An Empirical Study of Knowledge Graph-Enhanced RAG for Information Security Compliance
Journal
Information
Date Issued
2026-04-20
Author(s)
Jovanovski, Dimitar
Stojcheva, Marija
Dodevska, Mila
DOI
10.3390/info17040389
Abstract
Information security compliance has become critical for organizations worldwide, with the ISO/IEC 27000 family serving as the most widely adopted framework for establishing information security management systems. Despite their global acceptance, these standards present significant interpretation challenges due to their formal language, abstract structure, and extensive cross-referencing across 97 documents. Traditional retrieval-augmented generation (RAG) systems, which rely on independent text chunking and dense vector retrieval, prove inadequate for such highly interconnected regulatory materials, often fragmenting contextual relationships and reducing accuracy. This study introduces a privacy-preserving RAG framework that integrates LightRAG, a knowledge graph-based retrieval system, with locally hosted open-source language models.
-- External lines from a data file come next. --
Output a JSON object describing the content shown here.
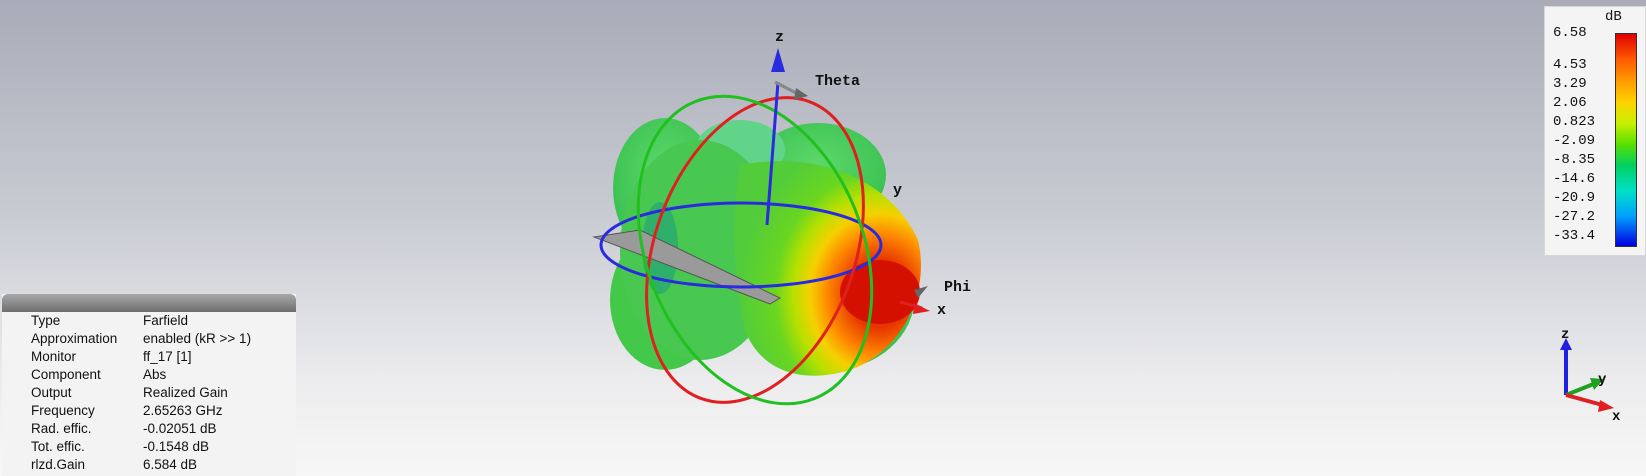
{
  "plot": {
    "axis_z": "z",
    "axis_x": "x",
    "axis_y": "y",
    "theta_label": "Theta",
    "phi_label": "Phi"
  },
  "legend": {
    "unit": "dB",
    "values": [
      "6.58",
      "4.53",
      "3.29",
      "2.06",
      "0.823",
      "-2.09",
      "-8.35",
      "-14.6",
      "-20.9",
      "-27.2",
      "-33.4"
    ]
  },
  "info": [
    {
      "label": "Type",
      "value": "Farfield"
    },
    {
      "label": "Approximation",
      "value": "enabled (kR >> 1)"
    },
    {
      "label": "Monitor",
      "value": "ff_17 [1]"
    },
    {
      "label": "Component",
      "value": "Abs"
    },
    {
      "label": "Output",
      "value": "Realized Gain"
    },
    {
      "label": "Frequency",
      "value": "2.65263 GHz"
    },
    {
      "label": "Rad. effic.",
      "value": "-0.02051 dB"
    },
    {
      "label": "Tot. effic.",
      "value": "-0.1548 dB"
    },
    {
      "label": "rlzd.Gain",
      "value": "6.584 dB"
    }
  ],
  "triad": {
    "z": "z",
    "y": "y",
    "x": "x"
  },
  "colors": {
    "theta_ring": "#e02020",
    "phi_ring": "#2a2ae0",
    "meridian_ring": "#20c020",
    "triad_z": "#2020e0",
    "triad_y": "#20a020",
    "triad_x": "#e02020"
  }
}
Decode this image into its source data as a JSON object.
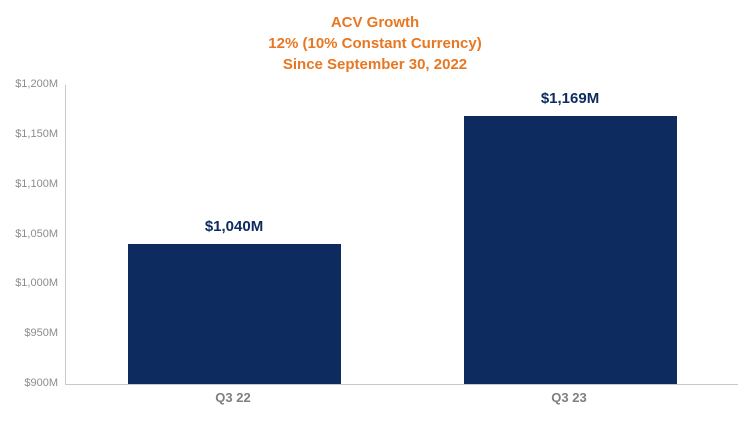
{
  "chart_data": {
    "type": "bar",
    "title_lines": [
      "ACV Growth",
      "12% (10% Constant Currency)",
      "Since September 30, 2022"
    ],
    "categories": [
      "Q3 22",
      "Q3 23"
    ],
    "values": [
      1040,
      1169
    ],
    "value_labels": [
      "$1,040M",
      "$1,169M"
    ],
    "ylim": [
      900,
      1200
    ],
    "ytick_step": 50,
    "ytick_labels": [
      "$900M",
      "$950M",
      "$1,000M",
      "$1,050M",
      "$1,100M",
      "$1,150M",
      "$1,200M"
    ],
    "legend": "none",
    "grid": "off",
    "colors": {
      "title": "#e87722",
      "bar": "#0d2b5e",
      "value_label": "#0d2b5e",
      "axis_text": "#8c8c8c",
      "x_label_text": "#7f7f7f",
      "axis_line": "#c9c9c9"
    }
  }
}
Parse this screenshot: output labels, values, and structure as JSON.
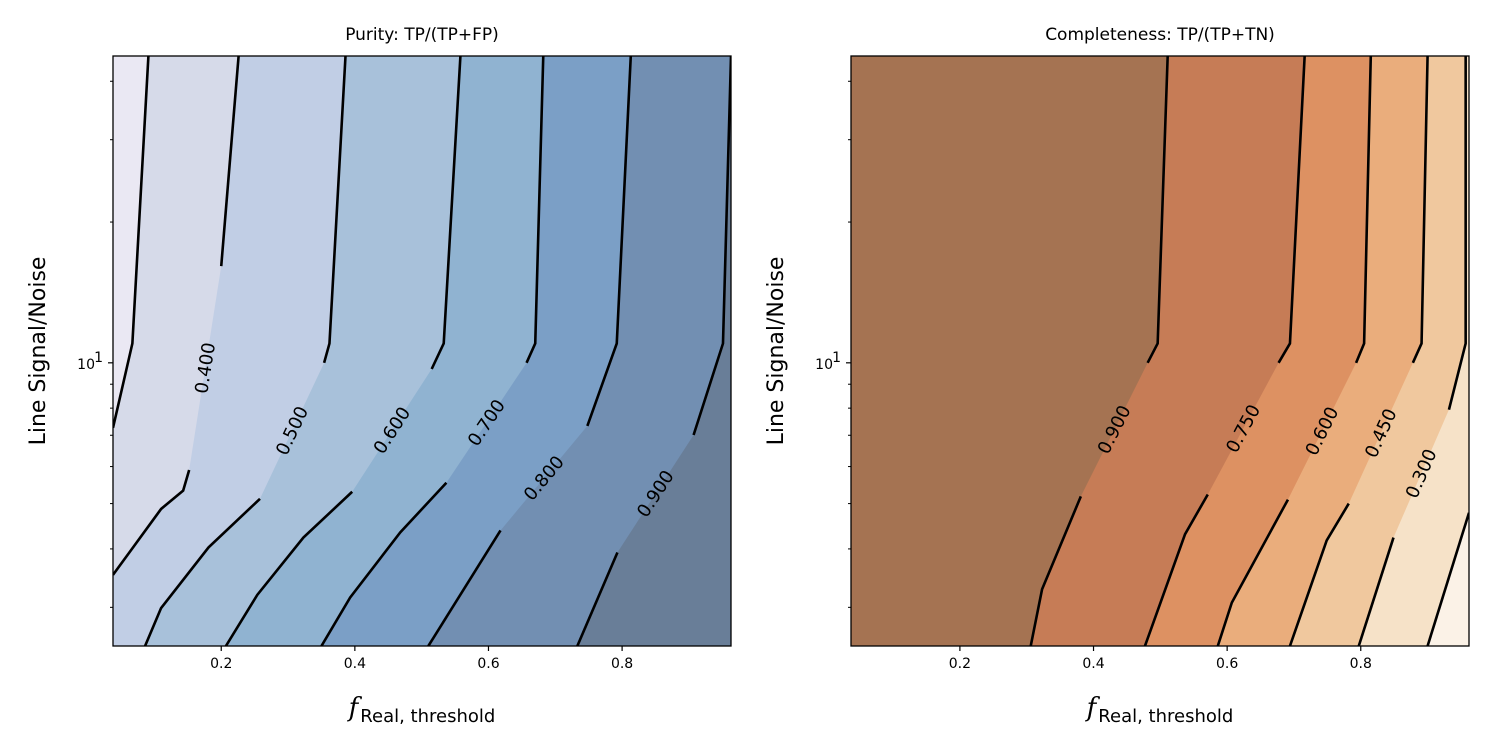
{
  "chart_data": [
    {
      "type": "contour",
      "title": "Purity: TP/(TP+FP)",
      "xlabel": {
        "symbol": "f",
        "subscript": "Real, threshold"
      },
      "ylabel": "Line Signal/Noise",
      "xlim": [
        0.038,
        0.963
      ],
      "ylim": [
        2.48,
        45.3
      ],
      "yscale": "log",
      "xticks": [
        0.2,
        0.4,
        0.6,
        0.8
      ],
      "xtick_labels": [
        "0.2",
        "0.4",
        "0.6",
        "0.8"
      ],
      "yticks_major": [
        10
      ],
      "ytick_labels": [
        {
          "base": "10",
          "exp": "1"
        }
      ],
      "yticks_minor": [
        3,
        4,
        5,
        6,
        7,
        8,
        9,
        20,
        30,
        40
      ],
      "fill_side": "right",
      "base_color": "#eae8f3",
      "colormap": "Blues",
      "contours": [
        {
          "level": 0.3,
          "label": "",
          "color": "#d6dae9",
          "upper": [
            [
              0.091,
              45.3
            ],
            [
              0.067,
              11.0
            ],
            [
              0.038,
              7.26
            ]
          ],
          "lower": []
        },
        {
          "level": 0.4,
          "label": "0.400",
          "color": "#c1cee5",
          "upper": [
            [
              0.226,
              45.3
            ],
            [
              0.2,
              16.1
            ]
          ],
          "lower": [
            [
              0.152,
              5.9
            ],
            [
              0.143,
              5.33
            ],
            [
              0.11,
              4.87
            ],
            [
              0.038,
              3.52
            ]
          ]
        },
        {
          "level": 0.5,
          "label": "0.500",
          "color": "#a8c1da",
          "upper": [
            [
              0.386,
              45.3
            ],
            [
              0.362,
              11.0
            ],
            [
              0.354,
              10.0
            ]
          ],
          "lower": [
            [
              0.258,
              5.12
            ],
            [
              0.181,
              4.03
            ],
            [
              0.11,
              2.99
            ],
            [
              0.086,
              2.48
            ]
          ]
        },
        {
          "level": 0.6,
          "label": "0.600",
          "color": "#90b3d1",
          "upper": [
            [
              0.558,
              45.3
            ],
            [
              0.533,
              11.0
            ],
            [
              0.515,
              9.7
            ]
          ],
          "lower": [
            [
              0.396,
              5.3
            ],
            [
              0.323,
              4.23
            ],
            [
              0.254,
              3.19
            ],
            [
              0.207,
              2.48
            ]
          ]
        },
        {
          "level": 0.7,
          "label": "0.700",
          "color": "#7b9fc6",
          "upper": [
            [
              0.682,
              45.3
            ],
            [
              0.67,
              11.0
            ],
            [
              0.657,
              10.0
            ]
          ],
          "lower": [
            [
              0.537,
              5.54
            ],
            [
              0.468,
              4.34
            ],
            [
              0.393,
              3.15
            ],
            [
              0.35,
              2.48
            ]
          ]
        },
        {
          "level": 0.8,
          "label": "0.800",
          "color": "#728fb2",
          "upper": [
            [
              0.813,
              45.3
            ],
            [
              0.792,
              11.0
            ],
            [
              0.748,
              7.33
            ]
          ],
          "lower": [
            [
              0.618,
              4.38
            ],
            [
              0.51,
              2.48
            ]
          ]
        },
        {
          "level": 0.9,
          "label": "0.900",
          "color": "#697e98",
          "upper": [
            [
              0.963,
              45.3
            ],
            [
              0.951,
              11.0
            ],
            [
              0.907,
              7.01
            ]
          ],
          "lower": [
            [
              0.793,
              3.93
            ],
            [
              0.733,
              2.48
            ]
          ]
        }
      ]
    },
    {
      "type": "contour",
      "title": "Completeness: TP/(TP+TN)",
      "xlabel": {
        "symbol": "f",
        "subscript": "Real, threshold"
      },
      "ylabel": "Line Signal/Noise",
      "xlim": [
        0.037,
        0.962
      ],
      "ylim": [
        2.48,
        45.3
      ],
      "yscale": "log",
      "xticks": [
        0.2,
        0.4,
        0.6,
        0.8
      ],
      "xtick_labels": [
        "0.2",
        "0.4",
        "0.6",
        "0.8"
      ],
      "yticks_major": [
        10
      ],
      "ytick_labels": [
        {
          "base": "10",
          "exp": "1"
        }
      ],
      "yticks_minor": [
        3,
        4,
        5,
        6,
        7,
        8,
        9,
        20,
        30,
        40
      ],
      "fill_side": "left",
      "base_color": "#fbf2e7",
      "colormap": "Oranges",
      "contours": [
        {
          "level": 0.15,
          "label": "",
          "color": "#f6e2c8",
          "upper": [
            [
              0.962,
              4.78
            ],
            [
              0.9,
              2.48
            ]
          ],
          "lower": []
        },
        {
          "level": 0.3,
          "label": "0.300",
          "color": "#f0c89e",
          "upper": [
            [
              0.957,
              45.3
            ],
            [
              0.957,
              11.0
            ],
            [
              0.932,
              7.94
            ]
          ],
          "lower": [
            [
              0.849,
              4.23
            ],
            [
              0.797,
              2.48
            ]
          ]
        },
        {
          "level": 0.45,
          "label": "0.450",
          "color": "#eaad7c",
          "upper": [
            [
              0.9,
              45.3
            ],
            [
              0.891,
              11.0
            ],
            [
              0.878,
              10.0
            ]
          ],
          "lower": [
            [
              0.782,
              5.0
            ],
            [
              0.749,
              4.17
            ],
            [
              0.694,
              2.48
            ]
          ]
        },
        {
          "level": 0.6,
          "label": "0.600",
          "color": "#dd9162",
          "upper": [
            [
              0.815,
              45.3
            ],
            [
              0.805,
              11.0
            ],
            [
              0.793,
              10.0
            ]
          ],
          "lower": [
            [
              0.691,
              5.1
            ],
            [
              0.607,
              3.07
            ],
            [
              0.586,
              2.48
            ]
          ]
        },
        {
          "level": 0.75,
          "label": "0.750",
          "color": "#c67c56",
          "upper": [
            [
              0.716,
              45.3
            ],
            [
              0.694,
              11.0
            ],
            [
              0.677,
              10.0
            ]
          ],
          "lower": [
            [
              0.571,
              5.23
            ],
            [
              0.537,
              4.3
            ],
            [
              0.477,
              2.48
            ]
          ]
        },
        {
          "level": 0.9,
          "label": "0.900",
          "color": "#a57352",
          "upper": [
            [
              0.511,
              45.3
            ],
            [
              0.496,
              11.0
            ],
            [
              0.481,
              10.0
            ]
          ],
          "lower": [
            [
              0.381,
              5.18
            ],
            [
              0.323,
              3.28
            ],
            [
              0.306,
              2.48
            ]
          ]
        }
      ]
    }
  ]
}
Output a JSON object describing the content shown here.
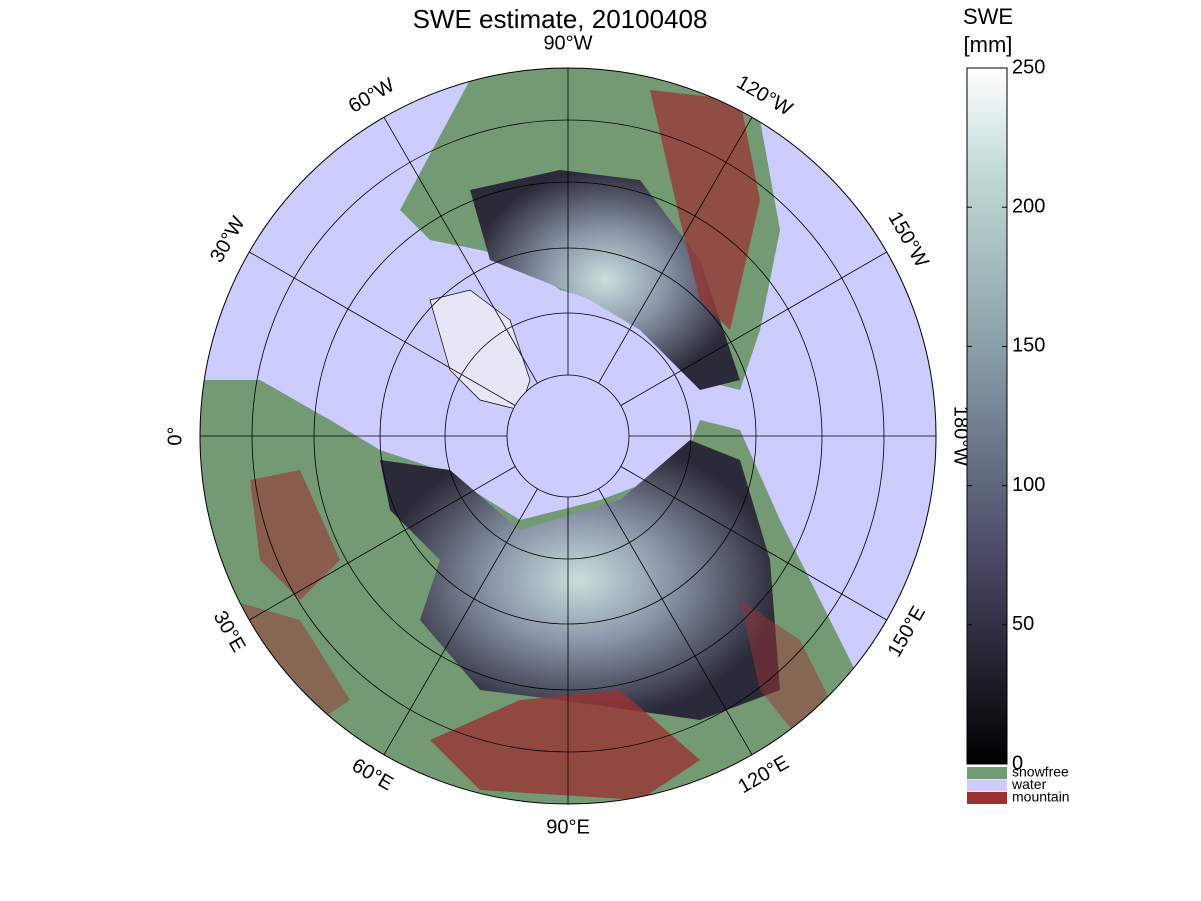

Unlike chunk-based RAG systems that treat document segments independently, the system in this study constructs a semantic knowledge graph that explicitly models relationships between clauses through typed edges representing cross-references, semantic similarity, and hierarchical dependencies. To enable rigorous evaluation, we developed a curated benchmark dataset of 222 multiple-choice questions with authoritative ground-truth answers, systematically constructed from official ISO standards, certification preparation materials, and academic sources. Through systematic evaluation on this benchmark, we show that knowledge graph-based retrieval achieves higher accuracy than chunk-based RAG and non-retrieval LLM baselines within the evaluated setup. The analysis indicates that embedding model quality is strongly associated with system performance, that hybrid retrieval modes combining local and global graph traversal tend to yield better accuracy, and that mid-sized open-source models paired with strong retrievers can approach the performance of larger proprietary systems. The best configuration achieves 90.54% accuracy, demonstrating the promising effectiveness of graph-structured retrieval for multiple-choice regulatory questions.